Woke up this morning with the left side of my face numb and my left arm all fucked up.

It's not my legs. It's not optic neuritus.

I am so fucking tired of having to look on the bright side of my MS.

It pisses me off!

Tuesday, December 13, 2005

Angst-mas indeed!

I actually had a lovely time with J (gave me the bird) when I went to visit the other night. We hung out with her birds for a bit then, when it appeared she didn't have anything better to do, I invited her out for coffee. We had a good time. She was complaining that she has a horrible time trying to make friends. It was all I could do not to say, "Good! Now I can monopolize all your time and we can be best friends!"

Don't worry, I restrained myself.

Really, my delightful and caring clients are the only thing keeping me from the deep end right now. I know it's just a bad time and it will go away and be fine again but that doesn't actually make it a whole lot less icky for the here and now.

I can feel the lexapro helping. Well, the lex and that I've come out on the other side of this stuff before. I've just got to get through Christ...er...ANGSTmas and then it'll smooth out from there I'm sure.

In the meantime, mdmh stuck me with the five weird habits stick.

I'm too messy/slobby/lazy to have a lot of OCDish habits.

1. I kiss my fingers and hit the roof of the car, saying "no cops" anytime I run a red light.
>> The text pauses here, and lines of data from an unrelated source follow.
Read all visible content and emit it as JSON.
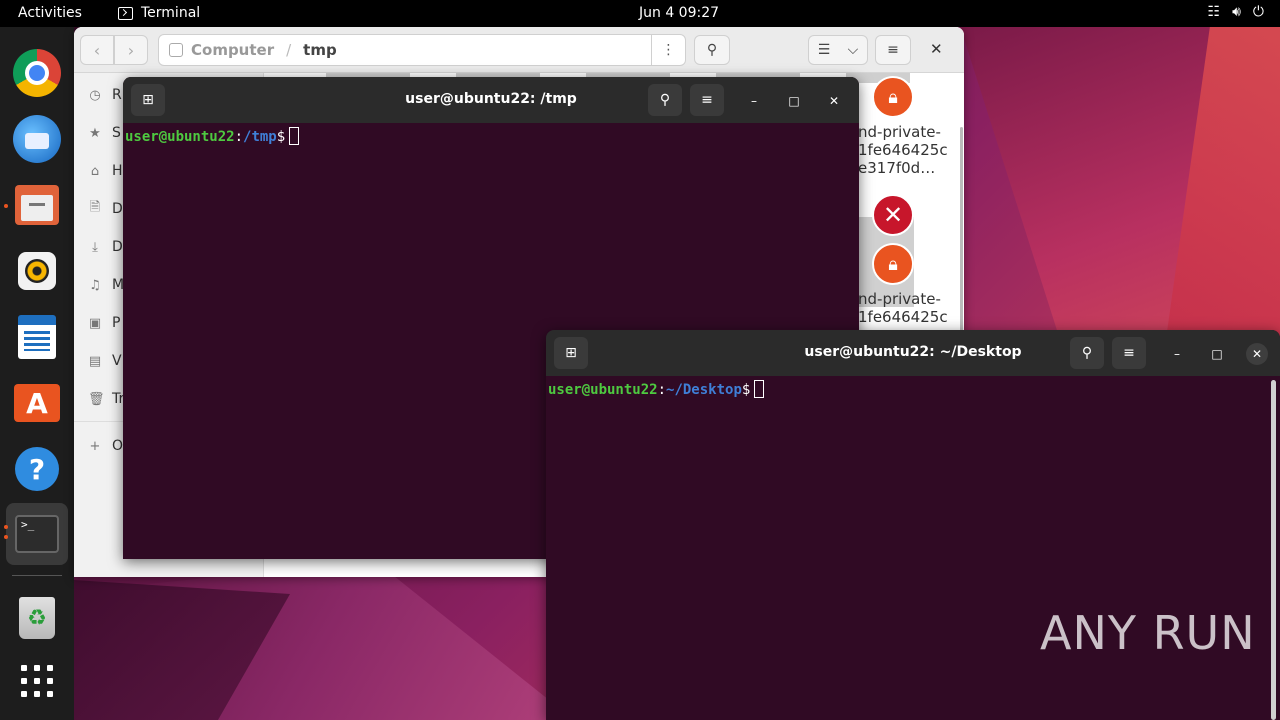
{
  "topbar": {
    "activities": "Activities",
    "app_name": "Terminal",
    "clock": "Jun 4  09:27"
  },
  "dock": {
    "items": [
      "google-chrome",
      "thunderbird",
      "files",
      "rhythmbox",
      "libreoffice-writer",
      "ubuntu-software",
      "help",
      "terminal",
      "trash",
      "show-applications"
    ]
  },
  "files_window": {
    "path": [
      "Computer",
      "tmp"
    ],
    "sidebar": [
      {
        "icon": "recent-icon",
        "label": "R"
      },
      {
        "icon": "star-icon",
        "label": "S"
      },
      {
        "icon": "home-icon",
        "label": "H"
      },
      {
        "icon": "document-icon",
        "label": "D"
      },
      {
        "icon": "download-icon",
        "label": "D"
      },
      {
        "icon": "music-icon",
        "label": "M"
      },
      {
        "icon": "pictures-icon",
        "label": "P"
      },
      {
        "icon": "videos-icon",
        "label": "V"
      },
      {
        "icon": "trash-icon",
        "label": "Tr"
      },
      {
        "icon": "plus-icon",
        "label": "O"
      }
    ],
    "files": [
      {
        "name_lines": [
          "nd-private-",
          "1fe646425c",
          "e317f0d…"
        ],
        "badge": "lock"
      },
      {
        "name_lines": [
          "nd-private-",
          "1fe646425c"
        ],
        "badge": "lock"
      }
    ]
  },
  "terminal_tmp": {
    "title": "user@ubuntu22: /tmp",
    "prompt_user": "user@ubuntu22",
    "prompt_sep": ":",
    "prompt_path": "/tmp",
    "prompt_end": "$"
  },
  "terminal_desktop": {
    "title": "user@ubuntu22: ~/Desktop",
    "prompt_user": "user@ubuntu22",
    "prompt_sep": ":",
    "prompt_path": "~/Desktop",
    "prompt_end": "$"
  },
  "watermark": "ANY RUN"
}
I've never gotten a ticket for running a red light.

2. I cannot fall asleep without reading first. Even if I've been drinking and am all but passed out it is seriously unusual for me not to read myself to sleep.

3. I make a wish if I happen to notice it is 11:11 and I keep wishing until 11:12.

4. I hate bookmarks. I always dogear. It is very intentional.

5.

I can't think of anything else! Since I only got 4/5ths of the meme done, I'll only stick two people with it: Pup and Debra, consider yourselves stuck!

Friday, December 09, 2005

I'm still alive.

Sorry, I didn't mean to drop off the blogsphere. I'm still really depressed about the bird. I'm barely managing to make myself do the absolutely, positively, has to, has to, HAS TO get done stuff.

I did a lesson with a client in a pet store that had a bird just like the one I had yesterday. It was plucked almost bare and terribly stressed out. Clipped of course. I almost started crying and then had to talk my client out of buying the bird for me.

I'm now thinking of getting one of these. A bit bigger than the diva, supposed to be great talkers and very laid back.

I'm going over to the people who gave me the diva's house tonight. They're so nice but I know it is going to make me sad to see my bird's parents.

In addition to being depressed and sad about the bird, I'm stressed about money and never really psyched about Christmas anyway.

So, it's just a bad month. Bad months end. The sun'll come out tomorrow...blah blah blah.